Solvents, which are widely used in semiconductor industry and could present in used ultrapure water, is another problematic issue required attention during reclamation stage. These solvents such as isopropyl alcohols (IPA), methanol, urea, etc. mostly have properties of low molecular weight and zero surface charge, which are difficult to be degraded especially at low concentration [17]. Choi and Chung[30] reported that dosing 20 µM of persulfate in UV radiation could achieve up to 90% of urea removal at 1.65 µM, while sulfate radical might be produced and play an important role in degrading urea.
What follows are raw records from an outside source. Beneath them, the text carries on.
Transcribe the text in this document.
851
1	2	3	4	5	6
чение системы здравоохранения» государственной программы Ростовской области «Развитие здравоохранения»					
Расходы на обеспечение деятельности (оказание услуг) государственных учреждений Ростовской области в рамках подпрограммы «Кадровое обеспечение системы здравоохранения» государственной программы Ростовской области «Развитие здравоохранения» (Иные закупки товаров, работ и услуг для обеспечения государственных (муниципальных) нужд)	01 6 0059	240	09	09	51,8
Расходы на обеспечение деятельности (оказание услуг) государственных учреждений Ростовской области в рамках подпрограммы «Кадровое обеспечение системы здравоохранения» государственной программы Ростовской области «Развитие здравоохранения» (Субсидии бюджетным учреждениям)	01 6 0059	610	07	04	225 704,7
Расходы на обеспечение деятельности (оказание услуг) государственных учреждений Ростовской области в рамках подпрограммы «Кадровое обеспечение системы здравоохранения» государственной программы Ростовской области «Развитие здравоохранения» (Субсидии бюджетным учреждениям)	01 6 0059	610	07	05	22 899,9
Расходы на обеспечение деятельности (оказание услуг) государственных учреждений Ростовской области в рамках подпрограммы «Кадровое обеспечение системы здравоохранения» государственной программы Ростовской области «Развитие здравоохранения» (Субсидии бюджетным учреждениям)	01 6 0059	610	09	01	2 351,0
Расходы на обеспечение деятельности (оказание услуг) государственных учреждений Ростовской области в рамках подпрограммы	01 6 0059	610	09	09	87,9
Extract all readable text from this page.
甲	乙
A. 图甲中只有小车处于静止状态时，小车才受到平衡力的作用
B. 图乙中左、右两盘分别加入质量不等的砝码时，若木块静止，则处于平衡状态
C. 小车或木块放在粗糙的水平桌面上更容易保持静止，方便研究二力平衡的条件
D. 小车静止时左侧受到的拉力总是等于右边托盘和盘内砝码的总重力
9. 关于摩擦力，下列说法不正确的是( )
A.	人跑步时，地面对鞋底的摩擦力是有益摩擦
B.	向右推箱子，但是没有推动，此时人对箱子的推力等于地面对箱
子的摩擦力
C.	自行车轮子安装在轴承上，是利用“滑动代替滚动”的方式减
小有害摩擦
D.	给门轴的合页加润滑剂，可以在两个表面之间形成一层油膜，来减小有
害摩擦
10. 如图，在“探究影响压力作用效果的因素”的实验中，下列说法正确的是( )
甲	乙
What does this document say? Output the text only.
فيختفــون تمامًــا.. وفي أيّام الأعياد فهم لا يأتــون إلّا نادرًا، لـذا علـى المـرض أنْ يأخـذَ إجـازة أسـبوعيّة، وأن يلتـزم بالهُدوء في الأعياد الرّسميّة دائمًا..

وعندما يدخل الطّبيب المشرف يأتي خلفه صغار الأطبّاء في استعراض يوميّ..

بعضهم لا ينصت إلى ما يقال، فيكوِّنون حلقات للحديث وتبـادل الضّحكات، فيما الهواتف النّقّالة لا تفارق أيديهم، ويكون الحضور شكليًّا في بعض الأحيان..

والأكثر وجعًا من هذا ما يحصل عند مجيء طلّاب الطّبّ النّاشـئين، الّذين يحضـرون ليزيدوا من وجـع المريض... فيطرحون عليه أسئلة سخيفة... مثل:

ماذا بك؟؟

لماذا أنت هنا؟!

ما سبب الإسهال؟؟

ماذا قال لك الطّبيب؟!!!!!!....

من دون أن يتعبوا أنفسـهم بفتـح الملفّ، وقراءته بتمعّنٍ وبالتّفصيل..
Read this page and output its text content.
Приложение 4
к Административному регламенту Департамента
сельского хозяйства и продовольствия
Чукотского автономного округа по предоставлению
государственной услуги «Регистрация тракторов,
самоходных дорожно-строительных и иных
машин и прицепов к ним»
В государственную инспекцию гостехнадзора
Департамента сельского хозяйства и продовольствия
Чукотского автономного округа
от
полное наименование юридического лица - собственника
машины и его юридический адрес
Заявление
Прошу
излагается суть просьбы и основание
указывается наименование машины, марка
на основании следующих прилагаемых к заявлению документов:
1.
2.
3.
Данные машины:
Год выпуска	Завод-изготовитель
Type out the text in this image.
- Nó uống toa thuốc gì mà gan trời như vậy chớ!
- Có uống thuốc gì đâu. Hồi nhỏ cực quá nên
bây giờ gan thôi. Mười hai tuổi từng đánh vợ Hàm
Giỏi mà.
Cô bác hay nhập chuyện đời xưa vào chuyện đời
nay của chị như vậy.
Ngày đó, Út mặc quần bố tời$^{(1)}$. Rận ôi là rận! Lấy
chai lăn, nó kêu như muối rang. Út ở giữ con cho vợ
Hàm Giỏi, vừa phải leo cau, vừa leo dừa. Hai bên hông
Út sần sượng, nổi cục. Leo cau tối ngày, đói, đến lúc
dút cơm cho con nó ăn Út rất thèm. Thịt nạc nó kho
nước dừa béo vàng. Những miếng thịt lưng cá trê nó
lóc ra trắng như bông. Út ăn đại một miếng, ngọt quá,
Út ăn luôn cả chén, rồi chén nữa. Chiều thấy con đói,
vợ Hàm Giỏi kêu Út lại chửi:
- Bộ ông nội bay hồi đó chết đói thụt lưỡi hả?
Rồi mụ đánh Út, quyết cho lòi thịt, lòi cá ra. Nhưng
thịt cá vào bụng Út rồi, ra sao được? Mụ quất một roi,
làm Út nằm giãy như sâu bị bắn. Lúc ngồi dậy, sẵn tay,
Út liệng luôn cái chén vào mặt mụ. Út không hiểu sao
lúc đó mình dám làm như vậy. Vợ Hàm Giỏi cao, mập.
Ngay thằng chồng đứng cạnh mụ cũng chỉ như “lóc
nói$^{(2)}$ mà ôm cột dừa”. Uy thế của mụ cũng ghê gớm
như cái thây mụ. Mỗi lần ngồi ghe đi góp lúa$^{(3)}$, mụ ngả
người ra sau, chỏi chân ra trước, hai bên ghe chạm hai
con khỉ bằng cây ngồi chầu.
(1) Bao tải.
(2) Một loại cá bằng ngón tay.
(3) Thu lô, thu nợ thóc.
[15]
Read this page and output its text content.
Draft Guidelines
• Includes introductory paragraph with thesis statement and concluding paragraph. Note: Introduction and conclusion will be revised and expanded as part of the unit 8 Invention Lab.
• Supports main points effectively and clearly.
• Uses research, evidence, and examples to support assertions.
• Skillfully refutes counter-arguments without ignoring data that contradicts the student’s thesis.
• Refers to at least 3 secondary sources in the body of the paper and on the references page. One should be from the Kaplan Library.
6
UV185 is also capable for the treatment of methanol and IPA, and it was revealed that the TOC removal was positively related to DO concentration and UV intensity [26]. Wastewater from semiconductor industry might also contain H2O2, which could lead to membrane degradation and consequently reduce the lifetime of membrane. Activated carbon is an efficient strategy to react with H2O2 concentration, while chlorine and TOC could also be reduced at the same time [31].